Scalpel, four forceps, contusion pliers, two syringes,
a needle like a burnt snake fang, and plastic thread,
all in a pink tub of alcohol.
 
The pretty redhead vet calls the pliers
“nut crunchers.”  The testicles are not damaged,
not bloody when cut out of the scrotum,
but white, spidered radial blue with veins.
 
Big as peaches.  They weigh eight ounces each.
That’s one pound without the furry scrotum
you can wrap around your hand.
 
The damage is done to the spermatic cords,
each thick as a finger, an artery and vein
that will not clot if cut, unless pulverized first,
 
the white membrane around the testicle pure
nerves, what makes men curl on the ground,
the cords wrapped in it, too, the paths this milky, metallic,
menthol agony takes from the testicles
into the gut, where, at wretched last, all the nerves meet
in a plexus, putrefy the agony into misery,
and from diaphragm to mid-thigh the body rocks exquisite.
 
They’re more durable than gristle,
and the sweet, strawberry redhead has to clench the pliers
with both hands to crush the cord through. 

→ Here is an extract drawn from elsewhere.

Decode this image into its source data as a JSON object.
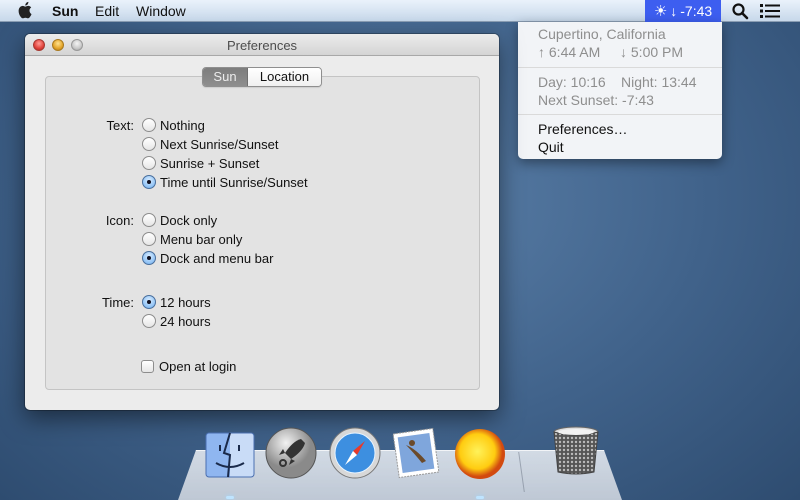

It sounds like crushing an entire head of frozen celery
wrapped in rubber bands,
and the testicle bounces on the cement.
Then they have to crunch the other one off. 
Ten minutes, altogether.
The horse curls up each hindleg and lightly stamps his hoof.
Muscle reflex.  He can’t feel them. 
And he doesn’t know any better afterward.
 
When I was a kid I wanted to be a horse.